Impact of transcranial direct current stimulation on fatigue in multiple sclerosis.

Restorative neurology and neuroscience

PubMedID: 24531295

Saiote C, Goldschmidt T, Timäus C, Steenwijk MD, Opitz A, Antal A, Paulus W, Nitsche MA. Impact of transcranial direct current stimulation on fatigue in multiple sclerosis. Restor Neurol Neurosci. 2014;.
Purpose: Fatigue is a frequent and difficult to treat symptom affecting patients with multiple sclerosis (MS) with a profound negative impact on quality of life. Fatigue has been associated with functional and structural abnormalities of the frontal cortex, including frontal hypo-activation. The aim of this exploratory study was to assess whether fatigue symptoms can be reduced by excitability-enhancing anodal transcranial direct current stimulation (tDCS). Methods: In this sham-controlled, double-blind intervention study, tDCS was applied over the left prefrontal cortex of MS patients with fatigue for five consecutive days. Symptoms were tracked for 1 month via questionnaires. Lesion load at baseline was calculated for each patient and correlated with fatigue levels and responsiveness to stimulation.
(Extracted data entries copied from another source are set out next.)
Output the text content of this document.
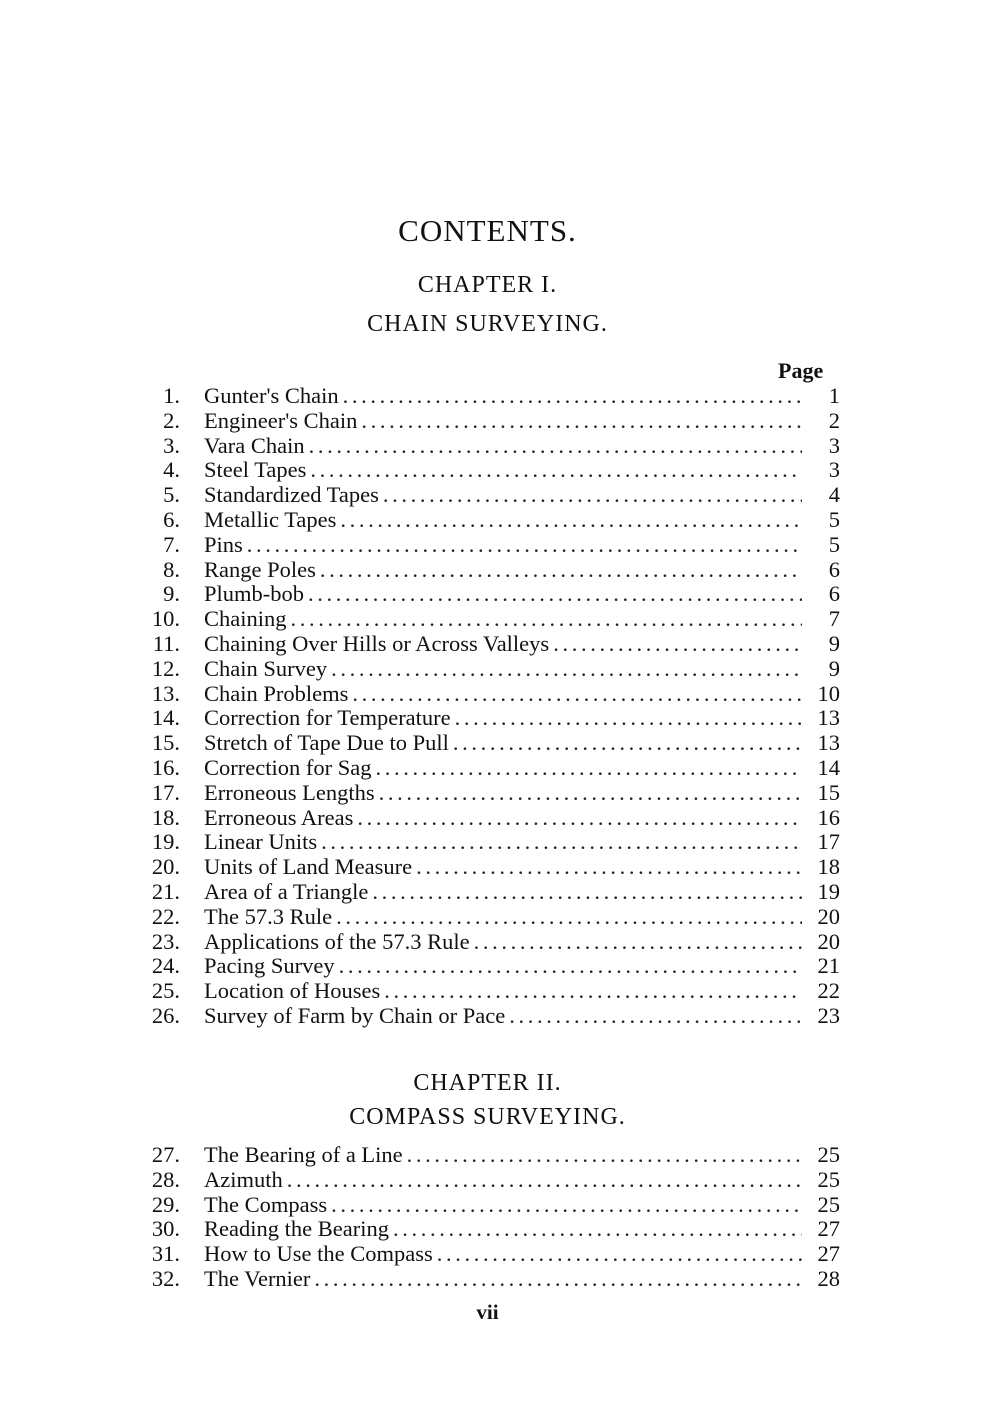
CONTENTS.
CHAPTER I.
CHAIN SURVEYING.
Page
1. Gunter's Chain . . .	1
2. Engineer's Chain . . .	2
3. Vara Chain . . .	3
4. Steel Tapes . . .	3
5. Standardized Tapes . . .	4
6. Metallic Tapes . . .	5
7. Pins . . .	5
8. Range Poles . . .	6
9. Plumb-bob . . .	6
10. Chaining . . .	7
11. Chaining Over Hills or Across Valleys . . .	9
12. Chain Survey . . .	9
13. Chain Problems . . .	10
14. Correction for Temperature . . .	13
15. Stretch of Tape Due to Pull . . .	13
16. Correction for Sag . . .	14
17. Erroneous Lengths . . .	15
18. Erroneous Areas . . .	16
19. Linear Units . . .	17
20. Units of Land Measure . . .	18
21. Area of a Triangle . . .	19
22. The 57.3 Rule . . .	20
23. Applications of the 57.3 Rule . . .	20
24. Pacing Survey . . .	21
25. Location of Houses . . .	22
26. Survey of Farm by Chain or Pace . . .	23
CHAPTER II.
COMPASS SURVEYING.
27. The Bearing of a Line . . .	25
28. Azimuth . . .	25
29. The Compass . . .	25
30. Reading the Bearing . . .	27
31. How to Use the Compass . . .	27
32. The Vernier . . .	28
vii
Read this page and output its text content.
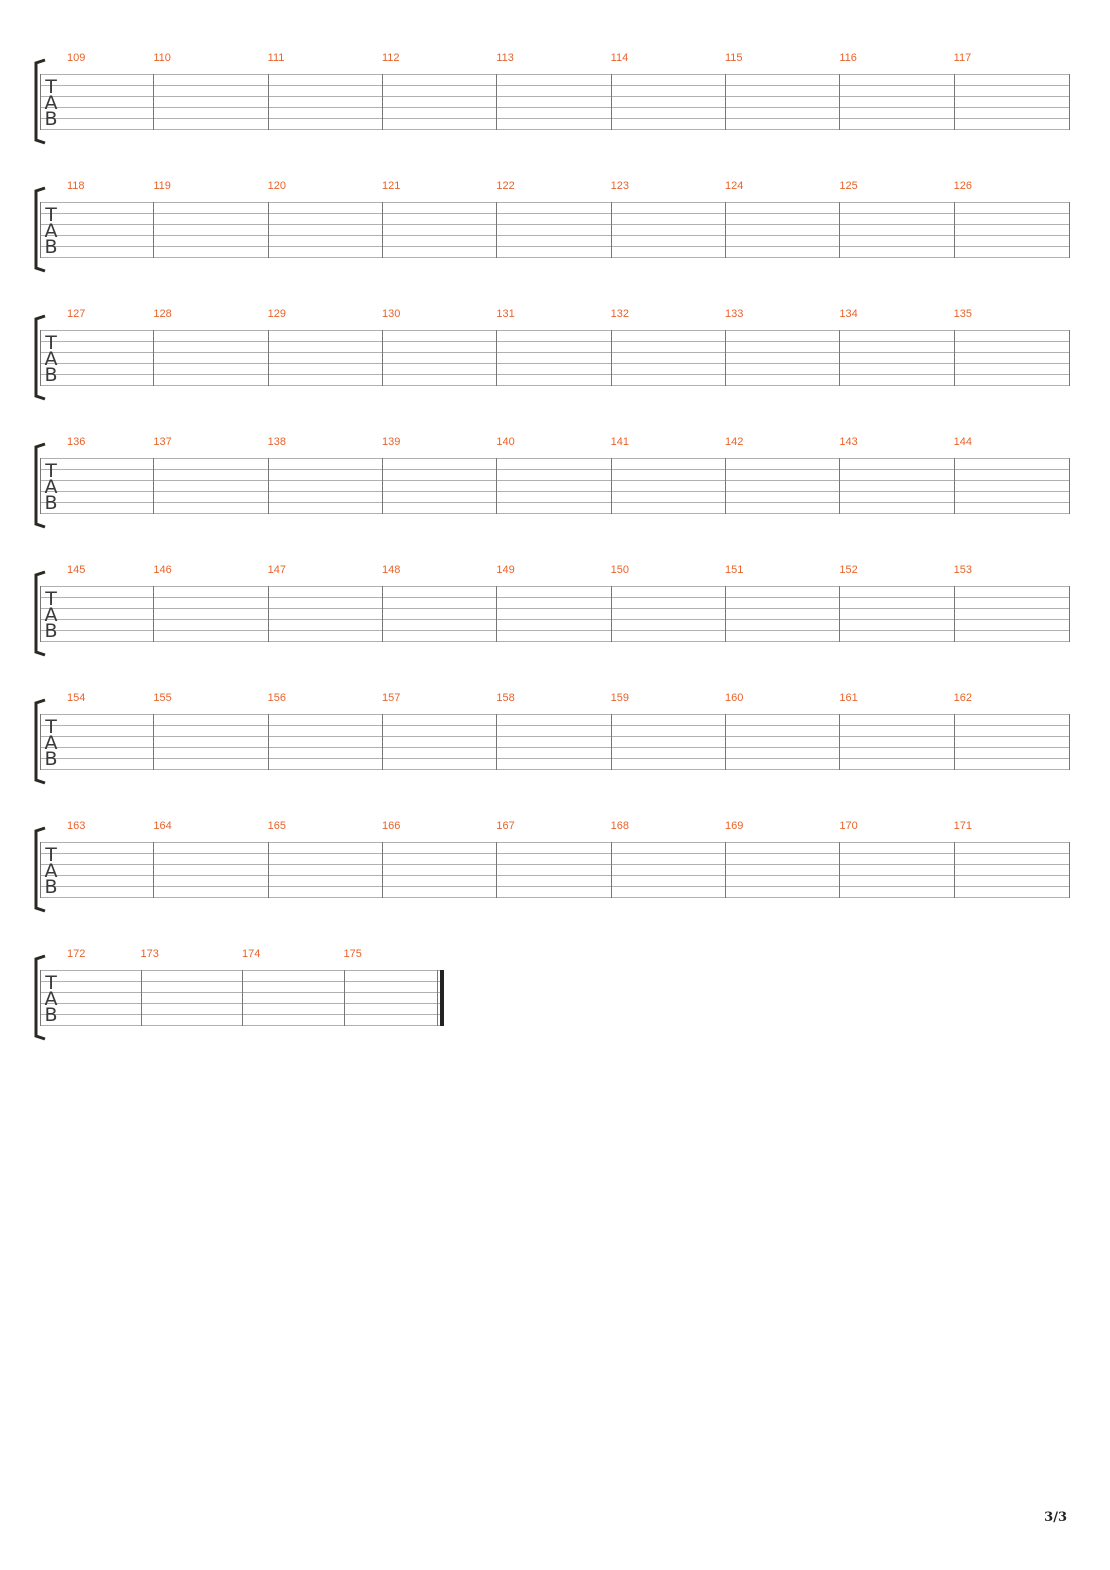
T
A
B
109	110	111	112	113	114	115	116	117
T
A
B
118	119	120	121	122	123	124	125	126
T
A
B
127	128	129	130	131	132	133	134	135
T
A
B
136	137	138	139	140	141	142	143	144
T
A
B
145	146	147	148	149	150	151	152	153
T
A
B
154	155	156	157	158	159	160	161	162
T
A
B
163	164	165	166	167	168	169	170	171
T
A
B
172	173	174	175
3/3
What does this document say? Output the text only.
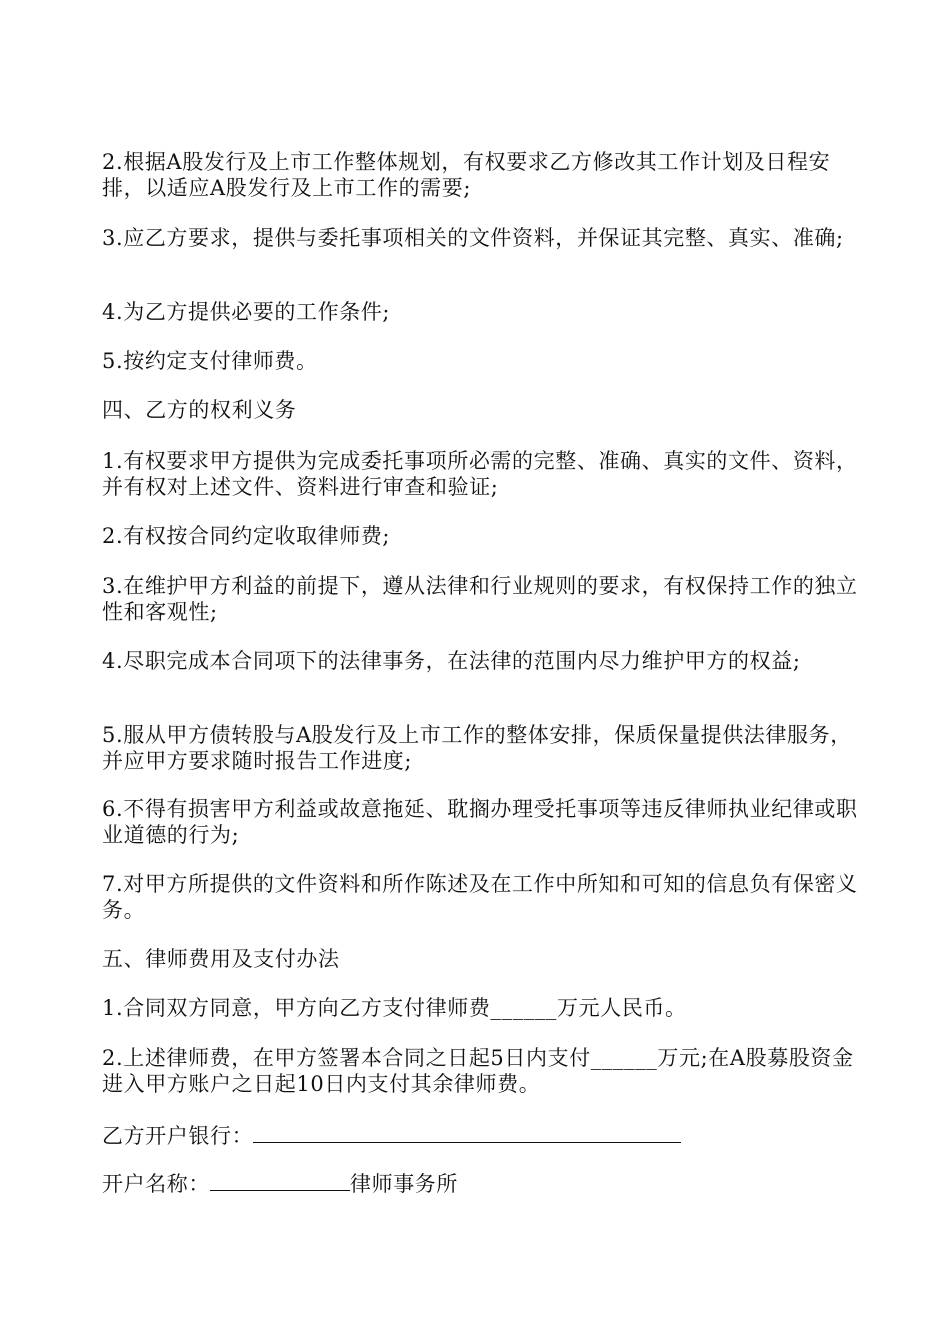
2.根据A股发行及上市工作整体规划，有权要求乙方修改其工作计划及日程安排，以适应A股发行及上市工作的需要;
3.应乙方要求，提供与委托事项相关的文件资料，并保证其完整、真实、准确;
4.为乙方提供必要的工作条件;
5.按约定支付律师费。
四、乙方的权利义务
1.有权要求甲方提供为完成委托事项所必需的完整、准确、真实的文件、资料，并有权对上述文件、资料进行审查和验证;
2.有权按合同约定收取律师费;
3.在维护甲方利益的前提下，遵从法律和行业规则的要求，有权保持工作的独立性和客观性;
4.尽职完成本合同项下的法律事务，在法律的范围内尽力维护甲方的权益;
5.服从甲方债转股与A股发行及上市工作的整体安排，保质保量提供法律服务，并应甲方要求随时报告工作进度;
6.不得有损害甲方利益或故意拖延、耽搁办理受托事项等违反律师执业纪律或职业道德的行为;
7.对甲方所提供的文件资料和所作陈述及在工作中所知和可知的信息负有保密义务。
五、律师费用及支付办法
1.合同双方同意，甲方向乙方支付律师费______万元人民币。
2.上述律师费，在甲方签署本合同之日起5日内支付______万元;在A股募股资金进入甲方账户之日起10日内支付其余律师费。
乙方开户银行：
开户名称：	律师事务所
Results: In the whole group analysis the scores of the fatigue scales were not altered by tDCS. However, in an exploratory analysis we found a correlation between response to the stimulation regarding subjectively perceived fatigue and lesion load in the left frontal cortex: patients responding positively to anodal tDCS had higher lesion load, compared to non-responding patients. Conclusion: We conclude that in patient subgroups discernible by specific morphological alterations, tDCS may be a tool for MS fatigue management.